Sunday, April 24, 2011

Some New Thoughts on Confession Week

          I haven't had the opportunity of presenting my confession piece, yet.  So, as my reflection for this week, I will discuss some new thoughts I have.
          Originally, I wanted to share a confession that was not-so-typical.  I was having a really hard time coming up with something to present that was as stirring as some of the rest of the class.  I think the reason for this was because I have had it relatively easy in my twenty years of life.  My parents are not divorced; they actually like each other, I've never been poor, my family has healthy relations with one another, I have never been physically or mentally traumatized, nobody close to me has ever died, I've never had a serious problem with drinking or drugs and neither has anyone in my immediate family, my boyfriend loves me, and I'm doing well in school and life in general.  So, what the heck am I supposed to say to the class to make them cry and what not?  Well, believe it or not, I can remember having feelings of resentment towards people in my life who have actually experienced some of these problems.  I used to think it would be cool if my parents were divorced, or I had to use the welfare lunch tickets, or if I had some sort of drug problem, because then I'd have something to complain about.  I know it sounds sort of stupid and ridiculous and ungrateful, but sometimes it's hard to find inspiration for my art because I don't have that one thing in my life that stirs up all the emotions that are inherently attached to each of these problems.  Seriously, think about the best art piece you have ever created.  It was probably a reflection about a dead relative, drugs, drinking, etc.  Well, I don't have that.  Yeah, I've made mistakes in my life that involve some of this stuff, but nothing that has ever seriously jeopardized my life or well-being.  But I dropped this idea, because I figure that nobody wants to actually listen to how seemingly perfect my life sounds.
A Perfect Day
          I also had a confession that involved me hacking off my hair in class, but I decided to forego the drama.  I'm really not that dramatic, and I probably would have criticized someone who did do something that dramatic as seriously starved for attention.  Cough, cough, the girl who got published in the Nexus for parading around in bloody underwear.  *Side note, let's make a connection here.  Hmm... She works for the Nexus.  She got published in the Nexus for her project.  Coincidence?
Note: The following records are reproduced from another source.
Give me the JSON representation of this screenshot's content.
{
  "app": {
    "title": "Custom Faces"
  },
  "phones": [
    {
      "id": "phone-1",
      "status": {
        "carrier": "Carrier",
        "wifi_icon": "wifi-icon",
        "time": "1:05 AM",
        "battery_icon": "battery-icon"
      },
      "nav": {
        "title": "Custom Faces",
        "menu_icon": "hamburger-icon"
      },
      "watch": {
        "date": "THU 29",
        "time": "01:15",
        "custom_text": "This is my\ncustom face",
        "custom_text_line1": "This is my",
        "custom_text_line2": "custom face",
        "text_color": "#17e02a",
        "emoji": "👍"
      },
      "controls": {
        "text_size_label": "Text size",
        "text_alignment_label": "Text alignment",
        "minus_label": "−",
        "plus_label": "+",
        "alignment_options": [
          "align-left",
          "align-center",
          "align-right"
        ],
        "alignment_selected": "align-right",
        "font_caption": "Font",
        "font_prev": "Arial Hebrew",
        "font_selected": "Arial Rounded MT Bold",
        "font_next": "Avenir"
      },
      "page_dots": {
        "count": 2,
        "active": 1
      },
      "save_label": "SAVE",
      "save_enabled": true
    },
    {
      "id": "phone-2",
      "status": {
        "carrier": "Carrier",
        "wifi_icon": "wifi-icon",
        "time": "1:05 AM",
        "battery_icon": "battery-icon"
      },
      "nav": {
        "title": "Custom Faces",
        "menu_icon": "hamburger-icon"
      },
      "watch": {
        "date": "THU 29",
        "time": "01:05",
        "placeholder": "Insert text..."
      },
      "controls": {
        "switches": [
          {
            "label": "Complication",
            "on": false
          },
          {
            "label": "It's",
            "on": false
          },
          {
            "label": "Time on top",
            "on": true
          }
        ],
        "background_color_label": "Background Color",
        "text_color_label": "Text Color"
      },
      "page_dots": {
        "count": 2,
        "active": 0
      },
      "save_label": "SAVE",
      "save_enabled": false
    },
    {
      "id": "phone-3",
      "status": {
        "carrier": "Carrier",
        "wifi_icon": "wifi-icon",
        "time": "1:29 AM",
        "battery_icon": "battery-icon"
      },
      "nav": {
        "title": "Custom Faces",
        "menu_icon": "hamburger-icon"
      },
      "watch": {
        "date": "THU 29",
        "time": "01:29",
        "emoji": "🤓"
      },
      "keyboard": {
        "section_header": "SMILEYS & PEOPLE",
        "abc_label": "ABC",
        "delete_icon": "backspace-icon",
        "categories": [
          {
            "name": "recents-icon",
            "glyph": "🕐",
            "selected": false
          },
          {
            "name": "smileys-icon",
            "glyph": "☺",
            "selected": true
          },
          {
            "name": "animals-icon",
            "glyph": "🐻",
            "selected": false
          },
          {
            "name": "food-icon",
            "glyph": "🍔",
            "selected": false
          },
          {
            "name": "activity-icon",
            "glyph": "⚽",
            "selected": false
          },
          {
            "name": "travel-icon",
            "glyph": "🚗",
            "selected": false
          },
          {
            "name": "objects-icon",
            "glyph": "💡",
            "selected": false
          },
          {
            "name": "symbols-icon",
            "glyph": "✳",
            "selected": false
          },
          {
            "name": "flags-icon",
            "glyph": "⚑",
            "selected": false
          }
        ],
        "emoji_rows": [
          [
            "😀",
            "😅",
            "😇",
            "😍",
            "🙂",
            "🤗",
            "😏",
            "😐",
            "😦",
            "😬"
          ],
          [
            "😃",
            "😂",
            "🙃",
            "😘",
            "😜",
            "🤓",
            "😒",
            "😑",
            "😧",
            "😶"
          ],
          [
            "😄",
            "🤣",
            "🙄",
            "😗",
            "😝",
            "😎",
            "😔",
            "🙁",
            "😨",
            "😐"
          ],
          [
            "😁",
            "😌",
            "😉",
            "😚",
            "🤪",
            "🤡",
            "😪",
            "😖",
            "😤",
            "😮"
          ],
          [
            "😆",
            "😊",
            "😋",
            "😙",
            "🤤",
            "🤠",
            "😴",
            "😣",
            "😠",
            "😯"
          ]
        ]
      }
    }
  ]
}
Probably.  Kudos, though, for using your resources, sister.
HAHAHA this kid.
          Anyway, I do have a new idea for a confession.  I won't go into detail, because what's the fun in that?  My confession doesn't involve something terrible that happened to me.  It's actually the exact opposite.  Something amazing has happened to me.  But I have resisted letting this amazing thing happen to me for quite some time.  And that is what I regret.  And that is my confession.  I intend to write down my most personal thoughts on paper, then read that paper to the class.  You probably won't cry, but I might.  And just because you don't, doesn't mean my piece wasn't "effective."  It's going to act as more of a therapy session for myself.